As a business owner, you may have most of your money tied up in your company — making saving for retirement especially challenging. If you haven’t already set up a tax-advantaged retirement plan, think about setting one up this year.

Keep in mind that, if you have employees, they generally must be allowed to participate in the plan, provided they work enough hours and meet other qualification requirements. Here are a few options to consider:

Profit-sharing plans. This is a defined contribution plan that allows discretionary employer contributions and flexibility in plan design. You can make deductible 2018 contributions as late as the due date of your 2018 income tax return, including extensions — provided your plan existed on December 31, 2018.

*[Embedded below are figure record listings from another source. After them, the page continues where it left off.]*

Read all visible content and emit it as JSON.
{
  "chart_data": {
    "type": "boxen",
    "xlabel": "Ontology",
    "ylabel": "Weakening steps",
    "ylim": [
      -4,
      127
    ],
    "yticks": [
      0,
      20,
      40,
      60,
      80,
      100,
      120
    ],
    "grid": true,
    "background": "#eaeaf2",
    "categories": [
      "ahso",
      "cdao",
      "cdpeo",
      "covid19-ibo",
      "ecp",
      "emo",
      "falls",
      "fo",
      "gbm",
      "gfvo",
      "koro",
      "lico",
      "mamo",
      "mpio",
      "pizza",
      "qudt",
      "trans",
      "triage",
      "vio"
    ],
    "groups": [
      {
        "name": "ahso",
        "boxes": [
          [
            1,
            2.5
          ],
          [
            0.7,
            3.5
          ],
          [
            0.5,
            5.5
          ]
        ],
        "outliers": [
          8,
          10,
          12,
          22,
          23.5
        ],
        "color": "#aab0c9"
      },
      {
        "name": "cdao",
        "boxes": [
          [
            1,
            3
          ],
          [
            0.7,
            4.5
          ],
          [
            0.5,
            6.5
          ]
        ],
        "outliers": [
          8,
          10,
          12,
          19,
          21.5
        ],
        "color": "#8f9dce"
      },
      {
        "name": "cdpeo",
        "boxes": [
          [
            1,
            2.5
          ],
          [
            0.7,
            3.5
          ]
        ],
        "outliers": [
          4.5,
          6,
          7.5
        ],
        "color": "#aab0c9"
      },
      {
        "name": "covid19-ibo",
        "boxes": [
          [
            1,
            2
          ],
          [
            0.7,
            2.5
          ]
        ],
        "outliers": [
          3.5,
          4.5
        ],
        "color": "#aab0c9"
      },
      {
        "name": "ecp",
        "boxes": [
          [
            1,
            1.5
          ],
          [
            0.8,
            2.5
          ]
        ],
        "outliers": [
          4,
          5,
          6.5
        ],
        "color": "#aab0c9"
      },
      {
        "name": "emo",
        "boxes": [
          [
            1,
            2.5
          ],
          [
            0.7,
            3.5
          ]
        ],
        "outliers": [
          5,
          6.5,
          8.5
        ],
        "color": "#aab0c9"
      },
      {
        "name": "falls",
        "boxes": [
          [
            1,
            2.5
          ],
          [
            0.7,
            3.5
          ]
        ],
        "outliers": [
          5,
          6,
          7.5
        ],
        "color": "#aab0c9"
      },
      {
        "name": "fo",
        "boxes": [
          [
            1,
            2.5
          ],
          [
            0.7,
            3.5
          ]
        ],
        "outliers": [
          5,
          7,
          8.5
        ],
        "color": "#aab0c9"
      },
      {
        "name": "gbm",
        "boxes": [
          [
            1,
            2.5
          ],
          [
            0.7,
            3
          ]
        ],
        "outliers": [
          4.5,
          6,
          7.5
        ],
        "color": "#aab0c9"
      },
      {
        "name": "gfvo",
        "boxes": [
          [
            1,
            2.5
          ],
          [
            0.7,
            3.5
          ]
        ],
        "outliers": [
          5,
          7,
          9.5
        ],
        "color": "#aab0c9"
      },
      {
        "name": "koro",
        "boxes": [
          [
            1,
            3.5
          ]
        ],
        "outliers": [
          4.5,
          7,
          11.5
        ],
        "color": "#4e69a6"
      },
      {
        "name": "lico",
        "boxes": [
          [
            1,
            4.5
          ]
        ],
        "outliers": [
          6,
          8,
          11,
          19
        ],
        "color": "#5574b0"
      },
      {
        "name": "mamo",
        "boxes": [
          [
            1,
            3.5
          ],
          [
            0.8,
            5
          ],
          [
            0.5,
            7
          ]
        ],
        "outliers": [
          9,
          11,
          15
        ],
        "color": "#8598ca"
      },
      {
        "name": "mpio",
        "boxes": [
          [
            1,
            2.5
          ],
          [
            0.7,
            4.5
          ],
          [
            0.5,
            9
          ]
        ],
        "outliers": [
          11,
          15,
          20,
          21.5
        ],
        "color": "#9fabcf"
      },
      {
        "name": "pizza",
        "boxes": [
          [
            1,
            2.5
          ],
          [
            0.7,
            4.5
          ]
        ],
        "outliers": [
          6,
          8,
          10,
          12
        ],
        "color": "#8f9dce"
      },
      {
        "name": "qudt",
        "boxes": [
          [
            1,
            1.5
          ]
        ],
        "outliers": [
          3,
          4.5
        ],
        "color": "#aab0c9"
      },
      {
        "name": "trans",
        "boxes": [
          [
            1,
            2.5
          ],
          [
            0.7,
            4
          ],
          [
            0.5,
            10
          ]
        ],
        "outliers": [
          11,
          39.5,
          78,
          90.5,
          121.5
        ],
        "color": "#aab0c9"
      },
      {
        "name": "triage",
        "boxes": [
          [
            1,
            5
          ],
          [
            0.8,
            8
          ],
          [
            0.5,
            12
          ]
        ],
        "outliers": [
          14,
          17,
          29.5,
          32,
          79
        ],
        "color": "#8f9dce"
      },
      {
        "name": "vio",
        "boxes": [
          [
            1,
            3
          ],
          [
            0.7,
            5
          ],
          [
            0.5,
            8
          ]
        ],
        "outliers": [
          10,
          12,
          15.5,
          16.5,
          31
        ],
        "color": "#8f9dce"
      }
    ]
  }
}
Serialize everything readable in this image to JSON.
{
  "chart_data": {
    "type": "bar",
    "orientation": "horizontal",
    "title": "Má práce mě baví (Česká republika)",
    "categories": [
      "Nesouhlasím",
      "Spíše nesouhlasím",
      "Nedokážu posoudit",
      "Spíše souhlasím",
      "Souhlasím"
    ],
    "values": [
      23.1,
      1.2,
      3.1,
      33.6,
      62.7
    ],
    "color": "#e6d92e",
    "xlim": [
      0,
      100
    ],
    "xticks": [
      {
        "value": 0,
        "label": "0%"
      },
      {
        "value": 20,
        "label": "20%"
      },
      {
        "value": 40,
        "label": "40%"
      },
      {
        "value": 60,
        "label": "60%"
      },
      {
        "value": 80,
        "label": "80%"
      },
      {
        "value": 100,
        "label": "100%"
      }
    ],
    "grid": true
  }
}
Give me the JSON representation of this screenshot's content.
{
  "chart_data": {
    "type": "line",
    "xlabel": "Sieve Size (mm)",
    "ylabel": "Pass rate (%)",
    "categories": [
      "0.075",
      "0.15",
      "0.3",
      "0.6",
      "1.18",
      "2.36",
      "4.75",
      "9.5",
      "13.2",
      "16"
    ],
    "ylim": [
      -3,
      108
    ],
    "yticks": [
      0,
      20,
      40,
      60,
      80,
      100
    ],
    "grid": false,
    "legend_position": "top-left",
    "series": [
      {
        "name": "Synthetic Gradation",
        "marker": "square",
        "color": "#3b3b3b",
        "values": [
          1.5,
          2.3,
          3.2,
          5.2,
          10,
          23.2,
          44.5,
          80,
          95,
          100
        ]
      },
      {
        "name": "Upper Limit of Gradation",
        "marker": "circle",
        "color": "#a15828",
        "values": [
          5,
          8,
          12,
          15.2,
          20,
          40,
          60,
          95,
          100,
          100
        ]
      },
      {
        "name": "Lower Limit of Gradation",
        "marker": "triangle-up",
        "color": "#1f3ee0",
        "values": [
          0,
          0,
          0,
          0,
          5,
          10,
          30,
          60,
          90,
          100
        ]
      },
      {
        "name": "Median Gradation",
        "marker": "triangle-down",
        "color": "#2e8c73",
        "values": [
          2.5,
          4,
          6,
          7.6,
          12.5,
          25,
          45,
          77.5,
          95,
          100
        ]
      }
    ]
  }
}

Simplified Employee Pensions (SEPs). A SEP is a defined contribution plan that provides benefits like those of a profit-sharing plan. But you can establish a SEP in one year and still make deductible contributions as late as the due date of your income tax return for the previous year, including extensions. Another benefit is that a SEP is easier to administer than a profit-sharing plan.

Defined benefit plans. This plan sets a future pension benefit and then actuarially calculates the contributions needed to attain that benefit. The maximum annual benefit generally is $220,000 for 2018 (up from $215,000 for 2017) — or 100% of average earned income for the highest three consecutive years, if less. Because it’s actuarially driven, the contribution needed to attain the projected future annual benefit may exceed the maximum contributions allowed by other plans, depending on your age and the desired benefit.

You can make deductible 2018 contributions until the due date of your 2018 income tax return, including extensions — provided your plan existed on December 31, 2018. Warning: Employer contributions are generally required and must be paid quarterly if there was a shortfall in funding for the prior year.